La nuit, il y en a qui bavent, bercés par Morphée.
D'autres qui bâtifolent sous les draps, biberonnent dans les bars, bougent leur boule, en boîte ou ailleurs.
Et puis, il y a ceux qui badent, seuls dans leur coin. (Et si tu n'es pas Bébé, personne ne va venir te chercher*). Ils rejouent la journée dans leur tête. La dissèquent. Finissent des disputes avortées avec leurs collègues en sortant de leur chapeau en surchauffe de nouveaux arguments. Se mettent parfois à faire le bilan de leur vie sur les 10 dernières années ou se triturent les méninges sur des problèmatiques qui ne sont pas de leur ressort .
Après une journée merdique, une nuit merdique. La double peine, en somme.
Il n'y a rien de pire que bader en silence. Seul à seul dans sa tête.
D'ailleurs, parfois, il faut que ça sorte : quand vient l'obscurité, ceux qui ont le seum sortent du bois et squattent les libres antennes pour "sauver" leurs nuits blanches. Comme l'enseignait dans les années 80, Rémi Sans Famille, grand maître de la pensée positive : "plus on est de fous, moins la vie est dure".

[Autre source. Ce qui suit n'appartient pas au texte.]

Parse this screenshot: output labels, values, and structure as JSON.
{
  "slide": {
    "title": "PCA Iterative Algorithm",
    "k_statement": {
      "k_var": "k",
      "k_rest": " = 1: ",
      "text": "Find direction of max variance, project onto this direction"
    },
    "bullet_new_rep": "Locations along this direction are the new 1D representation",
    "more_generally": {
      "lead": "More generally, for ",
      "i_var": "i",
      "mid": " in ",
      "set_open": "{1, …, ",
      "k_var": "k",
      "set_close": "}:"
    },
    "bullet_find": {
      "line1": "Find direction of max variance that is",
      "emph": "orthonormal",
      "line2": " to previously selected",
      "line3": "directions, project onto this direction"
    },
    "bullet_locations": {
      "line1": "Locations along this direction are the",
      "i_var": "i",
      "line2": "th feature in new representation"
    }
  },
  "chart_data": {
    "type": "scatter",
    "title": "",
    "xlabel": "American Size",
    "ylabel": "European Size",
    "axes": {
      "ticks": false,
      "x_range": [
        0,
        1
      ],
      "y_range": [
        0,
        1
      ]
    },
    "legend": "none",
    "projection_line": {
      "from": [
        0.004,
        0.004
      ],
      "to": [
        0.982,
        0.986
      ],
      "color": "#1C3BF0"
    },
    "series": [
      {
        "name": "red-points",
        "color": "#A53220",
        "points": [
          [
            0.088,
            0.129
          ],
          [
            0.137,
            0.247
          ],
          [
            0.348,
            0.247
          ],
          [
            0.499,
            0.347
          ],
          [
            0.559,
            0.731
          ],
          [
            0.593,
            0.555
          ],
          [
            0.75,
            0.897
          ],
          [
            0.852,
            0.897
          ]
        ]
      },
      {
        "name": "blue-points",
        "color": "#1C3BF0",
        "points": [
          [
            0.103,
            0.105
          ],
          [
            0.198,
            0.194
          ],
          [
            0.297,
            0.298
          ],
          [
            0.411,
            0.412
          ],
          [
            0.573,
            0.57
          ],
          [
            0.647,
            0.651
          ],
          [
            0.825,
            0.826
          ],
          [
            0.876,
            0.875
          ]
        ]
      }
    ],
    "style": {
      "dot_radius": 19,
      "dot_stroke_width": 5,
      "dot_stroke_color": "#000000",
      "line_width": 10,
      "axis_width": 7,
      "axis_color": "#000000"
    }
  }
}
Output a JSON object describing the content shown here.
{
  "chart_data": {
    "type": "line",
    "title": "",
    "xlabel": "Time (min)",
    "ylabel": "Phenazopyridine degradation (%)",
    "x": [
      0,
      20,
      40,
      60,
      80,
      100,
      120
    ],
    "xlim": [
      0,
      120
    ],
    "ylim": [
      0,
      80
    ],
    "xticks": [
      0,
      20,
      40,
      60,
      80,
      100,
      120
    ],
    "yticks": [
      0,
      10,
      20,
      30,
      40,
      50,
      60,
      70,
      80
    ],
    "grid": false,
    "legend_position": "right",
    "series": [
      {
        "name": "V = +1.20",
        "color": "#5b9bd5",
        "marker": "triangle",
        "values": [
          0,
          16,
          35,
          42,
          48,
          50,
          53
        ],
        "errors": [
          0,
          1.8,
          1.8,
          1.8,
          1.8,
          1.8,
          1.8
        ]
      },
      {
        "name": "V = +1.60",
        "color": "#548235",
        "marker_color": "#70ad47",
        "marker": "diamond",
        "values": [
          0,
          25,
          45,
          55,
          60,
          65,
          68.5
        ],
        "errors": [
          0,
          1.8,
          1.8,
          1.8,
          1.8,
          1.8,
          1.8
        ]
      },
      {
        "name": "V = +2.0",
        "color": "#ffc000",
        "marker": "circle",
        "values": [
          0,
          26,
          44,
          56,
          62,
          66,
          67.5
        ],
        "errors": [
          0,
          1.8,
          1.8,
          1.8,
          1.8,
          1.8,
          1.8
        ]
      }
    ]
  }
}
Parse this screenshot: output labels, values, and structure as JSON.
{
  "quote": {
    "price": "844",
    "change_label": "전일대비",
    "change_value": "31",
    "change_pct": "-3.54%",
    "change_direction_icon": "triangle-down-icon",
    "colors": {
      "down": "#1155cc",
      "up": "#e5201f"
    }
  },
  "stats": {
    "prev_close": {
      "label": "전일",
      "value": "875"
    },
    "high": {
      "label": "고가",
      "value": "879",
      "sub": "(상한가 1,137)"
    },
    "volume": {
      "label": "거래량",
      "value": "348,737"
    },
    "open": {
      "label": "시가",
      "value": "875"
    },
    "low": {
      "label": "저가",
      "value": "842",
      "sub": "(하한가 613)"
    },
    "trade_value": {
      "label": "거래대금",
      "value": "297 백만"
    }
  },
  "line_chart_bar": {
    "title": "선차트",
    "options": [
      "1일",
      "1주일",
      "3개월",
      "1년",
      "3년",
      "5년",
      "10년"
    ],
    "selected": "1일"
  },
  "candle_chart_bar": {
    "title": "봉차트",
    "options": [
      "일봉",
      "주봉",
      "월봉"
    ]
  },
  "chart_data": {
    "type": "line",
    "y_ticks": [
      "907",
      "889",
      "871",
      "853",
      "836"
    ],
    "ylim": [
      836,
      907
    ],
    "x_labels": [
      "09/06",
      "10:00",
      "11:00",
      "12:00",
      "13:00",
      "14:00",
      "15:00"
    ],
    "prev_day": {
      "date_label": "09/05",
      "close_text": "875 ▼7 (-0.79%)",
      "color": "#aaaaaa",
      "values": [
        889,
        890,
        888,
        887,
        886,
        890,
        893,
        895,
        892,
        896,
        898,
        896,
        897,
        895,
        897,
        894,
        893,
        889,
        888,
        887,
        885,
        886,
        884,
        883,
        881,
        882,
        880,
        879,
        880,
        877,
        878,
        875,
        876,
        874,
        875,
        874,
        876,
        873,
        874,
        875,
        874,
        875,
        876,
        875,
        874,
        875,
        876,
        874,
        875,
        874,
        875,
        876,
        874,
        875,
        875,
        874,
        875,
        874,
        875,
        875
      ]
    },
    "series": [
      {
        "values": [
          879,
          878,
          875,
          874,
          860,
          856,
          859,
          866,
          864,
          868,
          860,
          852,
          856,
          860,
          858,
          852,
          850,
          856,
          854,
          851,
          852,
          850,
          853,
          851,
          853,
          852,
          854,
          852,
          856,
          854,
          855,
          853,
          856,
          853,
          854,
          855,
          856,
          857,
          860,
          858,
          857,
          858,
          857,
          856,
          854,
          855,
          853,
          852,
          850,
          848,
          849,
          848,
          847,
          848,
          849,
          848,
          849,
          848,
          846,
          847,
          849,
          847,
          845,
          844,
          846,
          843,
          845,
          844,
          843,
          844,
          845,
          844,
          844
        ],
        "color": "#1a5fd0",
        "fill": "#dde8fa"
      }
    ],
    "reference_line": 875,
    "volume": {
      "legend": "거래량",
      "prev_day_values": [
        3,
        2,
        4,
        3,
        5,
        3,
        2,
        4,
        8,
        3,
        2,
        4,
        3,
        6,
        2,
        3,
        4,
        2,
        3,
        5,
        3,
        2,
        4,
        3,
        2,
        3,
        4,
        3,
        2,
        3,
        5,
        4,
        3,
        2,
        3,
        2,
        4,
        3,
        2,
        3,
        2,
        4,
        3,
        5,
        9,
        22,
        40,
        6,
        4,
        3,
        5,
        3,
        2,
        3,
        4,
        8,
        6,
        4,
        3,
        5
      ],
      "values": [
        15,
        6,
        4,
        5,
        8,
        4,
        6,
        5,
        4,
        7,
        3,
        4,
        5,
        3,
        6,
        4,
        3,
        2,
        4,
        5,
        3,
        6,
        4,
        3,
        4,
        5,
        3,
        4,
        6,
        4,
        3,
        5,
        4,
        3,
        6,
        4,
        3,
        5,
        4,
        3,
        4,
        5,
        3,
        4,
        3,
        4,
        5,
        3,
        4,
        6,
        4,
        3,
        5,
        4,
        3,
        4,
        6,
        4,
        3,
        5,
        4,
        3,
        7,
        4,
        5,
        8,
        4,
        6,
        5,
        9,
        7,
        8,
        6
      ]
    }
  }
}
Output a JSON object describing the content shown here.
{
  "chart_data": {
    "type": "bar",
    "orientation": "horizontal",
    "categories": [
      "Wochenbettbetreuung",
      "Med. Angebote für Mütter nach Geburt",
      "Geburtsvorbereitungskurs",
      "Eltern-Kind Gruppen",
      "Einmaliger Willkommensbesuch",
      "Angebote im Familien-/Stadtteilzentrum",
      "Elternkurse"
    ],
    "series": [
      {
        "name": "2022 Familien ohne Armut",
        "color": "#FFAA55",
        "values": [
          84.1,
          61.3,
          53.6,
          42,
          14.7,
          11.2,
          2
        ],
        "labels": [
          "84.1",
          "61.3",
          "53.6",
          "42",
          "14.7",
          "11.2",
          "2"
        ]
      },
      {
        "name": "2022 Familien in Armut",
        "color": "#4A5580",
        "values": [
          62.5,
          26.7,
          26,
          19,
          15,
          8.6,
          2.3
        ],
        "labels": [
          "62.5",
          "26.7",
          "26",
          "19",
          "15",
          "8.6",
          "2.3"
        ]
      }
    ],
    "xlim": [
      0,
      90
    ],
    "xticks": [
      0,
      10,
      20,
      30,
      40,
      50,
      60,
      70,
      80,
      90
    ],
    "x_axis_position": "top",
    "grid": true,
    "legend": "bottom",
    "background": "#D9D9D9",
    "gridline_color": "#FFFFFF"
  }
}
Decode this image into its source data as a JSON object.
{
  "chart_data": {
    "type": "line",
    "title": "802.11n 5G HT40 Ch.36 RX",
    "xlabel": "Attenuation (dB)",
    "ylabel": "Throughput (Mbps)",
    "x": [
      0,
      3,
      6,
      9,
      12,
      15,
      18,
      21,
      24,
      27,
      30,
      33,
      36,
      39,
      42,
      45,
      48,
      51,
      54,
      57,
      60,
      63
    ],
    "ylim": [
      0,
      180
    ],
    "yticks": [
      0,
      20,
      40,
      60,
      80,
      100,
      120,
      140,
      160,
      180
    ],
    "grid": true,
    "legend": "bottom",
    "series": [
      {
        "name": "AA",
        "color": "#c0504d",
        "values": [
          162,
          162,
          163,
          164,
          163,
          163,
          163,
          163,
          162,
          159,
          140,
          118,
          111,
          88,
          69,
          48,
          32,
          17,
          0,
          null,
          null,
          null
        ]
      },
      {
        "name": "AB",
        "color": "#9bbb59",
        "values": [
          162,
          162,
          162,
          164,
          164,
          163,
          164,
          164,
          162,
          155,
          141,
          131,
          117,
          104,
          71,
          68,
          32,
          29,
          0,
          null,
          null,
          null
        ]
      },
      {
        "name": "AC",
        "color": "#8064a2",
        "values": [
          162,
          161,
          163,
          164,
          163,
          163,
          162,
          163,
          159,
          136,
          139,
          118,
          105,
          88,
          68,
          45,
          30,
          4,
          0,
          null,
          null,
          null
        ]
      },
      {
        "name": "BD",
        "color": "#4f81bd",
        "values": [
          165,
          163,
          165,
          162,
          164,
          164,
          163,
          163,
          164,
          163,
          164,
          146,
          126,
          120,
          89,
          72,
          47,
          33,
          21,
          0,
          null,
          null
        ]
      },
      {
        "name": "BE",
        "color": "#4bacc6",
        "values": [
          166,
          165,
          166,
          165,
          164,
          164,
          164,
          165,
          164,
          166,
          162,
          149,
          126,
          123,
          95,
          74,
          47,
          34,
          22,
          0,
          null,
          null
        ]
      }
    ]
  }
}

Es-tu déjà tombé à l'improviste sur l'émission de la nuit d'Europe 1, animée par la psychologue Caroline Dublanche ? Pour suivre cette émission sans céder à des pulsions suicidaires, il faut être psychologiquement blindé. Un temps, j'ai même soupçonné les auditeurs d'être en réalité des comédiens payés par la station pour inventer des témoignages abracadabrants.
Comme cette dame, qui a appelé il y a quelques semaines, pour évoquer un accident de travail qu'elle a eu à cause d'un taureau "à la ferme". Depuis, son bras gauche est "mort". Son second mari est handicapé car il a eu la polio à la naissance, et elle n'a pas de relations sexuelles avec lui car elle a peur de lui faire mal "à sa petite jambe". Elle a un fils (du premier lit, donc) hyperactif, travailleur handicapé. Sa fille de 17 ans vit mal les problèmes de mémoire de son père biologique (problèmes consécutifs à une rupture d'anévrisme). Elle a un autre garçon (ou est-ce le travailleur handicapé ? J'ai un peu perdu le fil) qui est tombé sur une patronne qui a voulu "l'incorporer" comme son fils.
(Ca fait pas un peu beaucoup pour une seule personne ?!)
Cette émission possède les mêmes vertus que Jechange.fr, site qui "permet de réduire les factures de la vie courante" en comparant les tarifs des différents fournisseurs d'énergie. La libre antenne d'Europe 1 est également un excellent comparateur de VDM** : il te permet de "revoir à la baisse le coût émotionnel des contrariétés de la vie courante".
Si un auditeur m'appelait pour bader dans #ViensCracherTonFielChezTatieDanièle, mon show nocture***, je lui dirais d'une voix suave d'hôtesse de l'air qui vient de se shooter au millepertuis :
Quand on est au bout de sa vie, qu'on craint de ne jamais terminer ce voyage au bout de la nuit, il faut garder à l'esprit qu'on ne restera pas éternellement prisonnier de cet espace-temps, comme Bill Murray dans "Un jour sans fin". Rappelez-vous, son personnage était condamné à revivre encore et encore la même journée. Mais même lui a fini par trouver une issue. Il faut garder espoir donc, et rêver à des nuits meilleures. Avant de vous quitter, j'aimerais partager avec tous les auditeurs qui broient du noir - et Dieu sait que vous êtes nombreux à nous écouter, à ce propos merci, sans vous, je serais au chômage technique ahaha- cette merveilleuse citation de Charlie Chaplin :
"Rien n'est permanent dans ce monde de brutes, pas même nos problèmes".
C'était donc ma contribution au défi 53 billets en 2015, lancé par Agoaye. Tous les posts de cette #Semaine 11 (et oui, déjà) se trouvent ICI.
* Référence à Dirty Dancing
** VDM pour Vie de Merde. La VDM a cela de particulier qu'elle a souvent l'air invraissemblable et pourtant, les pires VDM sont les plus authentiques.
***Je ne l'ai pas encore mais j'en rêve ! L'avantage d'avoir sa propre émission, c'est que tu peux te payer le luxe de péter une durite en direct, en prenant toute la France à témoin, comme Pascale Clark qui bade sévère depuis le non-renouvellement de sa carte de presse.